Question to the Home Office:

To ask the Secretary of State for the Home Department, if the Migration Advisory Committee will make an assessment of the potential impact of the Double Contribution Convention with India on net migration levels.


Answered by
Seema Malhotra Portrait
Seema Malhotra
Parliamentary Under-Secretary of State (Department for Education) (Equalities)
This question was answered on 12th May 2025

A DCC is an international treaty between countries which ensures that workers and their employers are only liable to pay social security contributions in one country at a time on the same earnings. A DCC only covers social security contributions, whereas a wider Social Security Agreement (SSA) can include provisions on pensions, healthcare and other contributory benefits. International standards for SSAs are set by the International Labour Organisation.

We have social security agreements covering over 50 countries including EU countries, the US, Canada, South Korea and Japan, where this exemption is extended to 2-5 years. We've agreed to negotiate a similar agreement with India as part of this trade deal.

A detached worker is an employee who is sent by their employer to carry out a period of temporary working in another country.

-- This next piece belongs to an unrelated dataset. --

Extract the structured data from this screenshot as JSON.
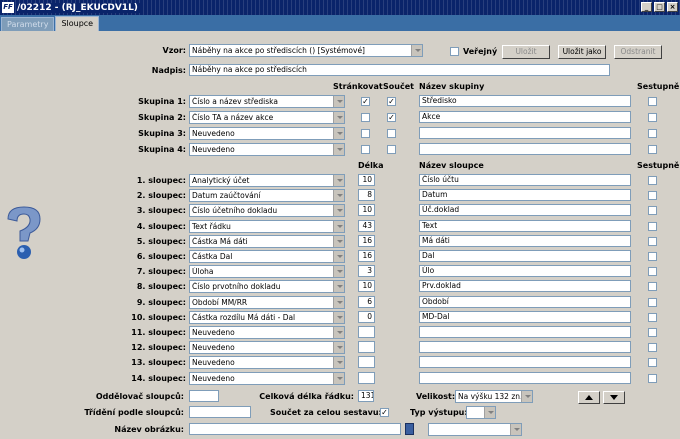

It is standard practice internationally for SSAs to provide for detached workers to continue paying social security contributions in their home country to minimise administration burdens on workers and their employers and to prevent fragmentation of an individual’s social security record.

Detached workers who will be subject to the DCC are able to use several temporary economic migration routes and will remain subject to the requirements of those routes, including those around salary thresholds.